Lipoproteins are currently being recognized as transport vehicles for lipophilic drugs and xenobiotic chemicals in plasma. The weight of in vitro evidence suggests lipoproteins as the principal carries of 2,4,5, 2',4',5'-hexachlorobiphenyl (6-CB) in plasma from normolipidemic rats and humans. The present study examined the in vivo distribution of 6-CB among lipoproteins as well as the influence of time on the absolute amount and proportion of 6-CB associated with each density fraction. Plasma obtained between 1 min and 24 hr after an iv injection of 6-[14C]CB was separated into very low density lipoprotein (VLDL), low density lipoprotein (LDL), and high density lipoprotein (HDL) fractions by sequential ultracentrifugation. The in vivo results corroborate the in vitro data which suggest LDL to be a major transport vehicle for 6-CB in plasma. However, the preference of 6-CB for LDL existed for only a short time following injection.
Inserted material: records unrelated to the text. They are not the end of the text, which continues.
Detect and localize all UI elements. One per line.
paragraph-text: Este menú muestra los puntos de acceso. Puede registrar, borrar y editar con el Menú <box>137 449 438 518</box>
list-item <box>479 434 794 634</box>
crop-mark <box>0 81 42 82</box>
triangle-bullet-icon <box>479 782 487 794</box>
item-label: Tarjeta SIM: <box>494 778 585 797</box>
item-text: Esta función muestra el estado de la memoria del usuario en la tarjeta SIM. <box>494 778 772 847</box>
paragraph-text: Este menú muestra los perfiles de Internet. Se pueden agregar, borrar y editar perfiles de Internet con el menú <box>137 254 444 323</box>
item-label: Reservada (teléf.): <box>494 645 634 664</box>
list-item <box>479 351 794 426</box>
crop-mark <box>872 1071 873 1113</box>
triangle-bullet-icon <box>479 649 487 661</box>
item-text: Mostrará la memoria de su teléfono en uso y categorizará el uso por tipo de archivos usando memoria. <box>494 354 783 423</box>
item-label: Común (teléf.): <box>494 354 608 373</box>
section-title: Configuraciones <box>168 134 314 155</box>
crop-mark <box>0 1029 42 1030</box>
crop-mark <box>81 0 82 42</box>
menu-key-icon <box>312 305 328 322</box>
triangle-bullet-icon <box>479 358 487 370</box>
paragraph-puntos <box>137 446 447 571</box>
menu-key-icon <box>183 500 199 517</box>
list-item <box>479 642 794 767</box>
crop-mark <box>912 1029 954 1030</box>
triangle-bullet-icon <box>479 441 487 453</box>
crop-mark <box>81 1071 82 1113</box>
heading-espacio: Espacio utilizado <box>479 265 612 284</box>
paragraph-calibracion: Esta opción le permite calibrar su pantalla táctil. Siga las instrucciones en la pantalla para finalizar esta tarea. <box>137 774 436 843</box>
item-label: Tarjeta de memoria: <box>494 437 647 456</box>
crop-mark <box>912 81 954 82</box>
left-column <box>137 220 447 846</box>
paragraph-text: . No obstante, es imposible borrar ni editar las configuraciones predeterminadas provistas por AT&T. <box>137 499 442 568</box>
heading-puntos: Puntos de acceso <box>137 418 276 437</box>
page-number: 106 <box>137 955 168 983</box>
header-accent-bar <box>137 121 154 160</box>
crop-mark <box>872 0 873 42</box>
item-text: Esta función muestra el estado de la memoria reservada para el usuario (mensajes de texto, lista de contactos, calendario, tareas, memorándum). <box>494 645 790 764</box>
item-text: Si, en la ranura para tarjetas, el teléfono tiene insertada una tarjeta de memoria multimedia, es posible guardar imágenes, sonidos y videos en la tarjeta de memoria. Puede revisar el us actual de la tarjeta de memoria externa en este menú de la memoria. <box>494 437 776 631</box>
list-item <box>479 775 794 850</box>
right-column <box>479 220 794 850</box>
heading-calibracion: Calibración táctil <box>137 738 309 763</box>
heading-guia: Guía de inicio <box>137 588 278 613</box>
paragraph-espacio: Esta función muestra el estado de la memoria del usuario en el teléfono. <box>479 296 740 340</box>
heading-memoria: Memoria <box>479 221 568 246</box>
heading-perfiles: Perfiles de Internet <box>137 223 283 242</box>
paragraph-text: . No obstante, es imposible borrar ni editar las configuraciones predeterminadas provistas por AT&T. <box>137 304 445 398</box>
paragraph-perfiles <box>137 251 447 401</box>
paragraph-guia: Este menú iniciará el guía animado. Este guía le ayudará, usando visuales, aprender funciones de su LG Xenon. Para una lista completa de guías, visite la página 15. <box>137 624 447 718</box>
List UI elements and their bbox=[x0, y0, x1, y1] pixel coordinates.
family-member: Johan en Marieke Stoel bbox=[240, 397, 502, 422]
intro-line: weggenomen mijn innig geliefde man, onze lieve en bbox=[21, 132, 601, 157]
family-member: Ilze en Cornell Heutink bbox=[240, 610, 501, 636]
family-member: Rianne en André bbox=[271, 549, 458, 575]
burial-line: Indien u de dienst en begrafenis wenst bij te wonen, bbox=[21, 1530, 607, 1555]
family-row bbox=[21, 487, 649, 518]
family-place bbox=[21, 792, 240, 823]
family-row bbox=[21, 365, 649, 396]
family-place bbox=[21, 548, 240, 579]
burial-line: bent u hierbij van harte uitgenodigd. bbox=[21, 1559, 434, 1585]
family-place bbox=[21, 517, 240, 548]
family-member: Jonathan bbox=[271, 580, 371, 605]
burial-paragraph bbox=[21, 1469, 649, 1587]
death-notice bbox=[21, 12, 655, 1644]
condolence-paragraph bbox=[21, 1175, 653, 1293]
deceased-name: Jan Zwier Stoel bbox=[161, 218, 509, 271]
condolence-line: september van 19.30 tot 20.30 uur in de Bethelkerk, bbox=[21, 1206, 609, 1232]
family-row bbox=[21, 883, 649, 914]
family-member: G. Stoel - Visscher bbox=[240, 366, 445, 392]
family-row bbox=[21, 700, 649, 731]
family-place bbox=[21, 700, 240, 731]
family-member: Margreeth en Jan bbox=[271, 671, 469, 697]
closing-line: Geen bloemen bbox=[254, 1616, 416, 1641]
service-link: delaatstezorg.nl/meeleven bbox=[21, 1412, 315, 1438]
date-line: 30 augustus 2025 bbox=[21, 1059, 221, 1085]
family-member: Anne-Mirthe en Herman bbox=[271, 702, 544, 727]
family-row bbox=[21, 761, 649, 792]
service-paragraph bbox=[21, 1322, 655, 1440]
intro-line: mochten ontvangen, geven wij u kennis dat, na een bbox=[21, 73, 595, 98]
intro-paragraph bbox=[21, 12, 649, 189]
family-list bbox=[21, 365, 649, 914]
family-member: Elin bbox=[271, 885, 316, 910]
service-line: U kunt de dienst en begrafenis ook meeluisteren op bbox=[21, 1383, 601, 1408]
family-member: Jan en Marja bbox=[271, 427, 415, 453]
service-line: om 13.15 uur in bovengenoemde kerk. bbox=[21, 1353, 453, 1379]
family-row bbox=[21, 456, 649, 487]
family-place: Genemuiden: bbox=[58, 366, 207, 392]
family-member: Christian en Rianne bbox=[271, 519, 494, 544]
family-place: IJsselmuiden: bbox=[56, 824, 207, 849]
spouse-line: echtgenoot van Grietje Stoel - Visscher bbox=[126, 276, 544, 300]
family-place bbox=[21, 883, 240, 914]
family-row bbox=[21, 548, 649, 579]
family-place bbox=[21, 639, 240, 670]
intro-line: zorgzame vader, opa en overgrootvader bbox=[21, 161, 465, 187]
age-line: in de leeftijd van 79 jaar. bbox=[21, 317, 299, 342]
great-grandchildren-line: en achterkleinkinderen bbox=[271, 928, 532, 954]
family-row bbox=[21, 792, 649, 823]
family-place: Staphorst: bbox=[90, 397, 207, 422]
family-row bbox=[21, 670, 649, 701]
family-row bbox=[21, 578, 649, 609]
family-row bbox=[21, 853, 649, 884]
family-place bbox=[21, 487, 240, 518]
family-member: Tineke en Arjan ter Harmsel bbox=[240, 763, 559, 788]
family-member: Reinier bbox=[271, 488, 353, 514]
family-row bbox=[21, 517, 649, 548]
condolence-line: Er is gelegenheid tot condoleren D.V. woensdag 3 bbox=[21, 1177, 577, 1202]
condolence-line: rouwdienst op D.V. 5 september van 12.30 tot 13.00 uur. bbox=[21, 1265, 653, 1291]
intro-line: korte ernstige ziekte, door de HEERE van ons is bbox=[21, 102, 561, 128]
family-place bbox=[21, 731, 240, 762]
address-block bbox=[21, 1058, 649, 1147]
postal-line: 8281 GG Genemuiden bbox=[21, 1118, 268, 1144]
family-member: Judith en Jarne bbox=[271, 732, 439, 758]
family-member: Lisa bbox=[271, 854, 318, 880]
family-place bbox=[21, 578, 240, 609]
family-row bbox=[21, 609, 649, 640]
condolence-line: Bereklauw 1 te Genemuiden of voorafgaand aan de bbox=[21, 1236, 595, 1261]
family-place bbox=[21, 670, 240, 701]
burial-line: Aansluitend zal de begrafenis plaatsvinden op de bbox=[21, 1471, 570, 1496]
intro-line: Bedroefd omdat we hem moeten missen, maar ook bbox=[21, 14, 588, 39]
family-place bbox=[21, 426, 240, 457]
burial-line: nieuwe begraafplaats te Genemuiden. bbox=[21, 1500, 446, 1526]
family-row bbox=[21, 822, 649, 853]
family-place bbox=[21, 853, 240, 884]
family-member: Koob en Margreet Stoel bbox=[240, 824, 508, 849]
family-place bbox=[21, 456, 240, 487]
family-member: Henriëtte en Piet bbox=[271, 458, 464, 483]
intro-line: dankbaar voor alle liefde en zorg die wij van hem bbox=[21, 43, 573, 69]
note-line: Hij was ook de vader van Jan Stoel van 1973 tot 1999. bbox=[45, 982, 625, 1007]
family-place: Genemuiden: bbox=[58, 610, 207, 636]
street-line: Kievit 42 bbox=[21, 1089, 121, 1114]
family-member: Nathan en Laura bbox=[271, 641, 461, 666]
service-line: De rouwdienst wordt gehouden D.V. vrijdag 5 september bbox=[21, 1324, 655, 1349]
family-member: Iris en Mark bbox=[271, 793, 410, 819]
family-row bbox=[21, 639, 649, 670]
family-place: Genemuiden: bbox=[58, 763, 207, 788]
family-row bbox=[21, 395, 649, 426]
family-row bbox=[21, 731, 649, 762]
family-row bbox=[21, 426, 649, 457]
From 6 to 24 hr after administration of 6-CB, there was a shift in the distribution of the PCB from LDL to HDL and the remaining protein-rich bottom fraction. By 24 hr, the proportion of 6-CB in LDL had declined from 80% of the plasma concentration to 30%, while that in HDL had doubled. Furthermore, the amount of 6-CB in the bottom fraction accounted for 35% of the radioactivity in plasma at 24 hr as opposed to less than 5% up to 1 hr after administration. The absolute contents of 6-CB in both HDL and the bottom fraction also increased during the later time points. Analysis of the decay curves of 6-CB among the various lipoproteins further substantiated a change in the distribution of 6-CB over time. The decay of 6-CB in LDL most closely resembled its disappearance from plasma. The content of 6-CB remaining in plasma at 24 hr was equally distributed among LDL, HDL, and the bottom fraction. Changes in lipoprotein composition during the 24-hr period could not explain 6-CB redistribution, since there were no significant differences in the proportion of constituents comprising VLDL, LDL, HDL, or the bottom fraction.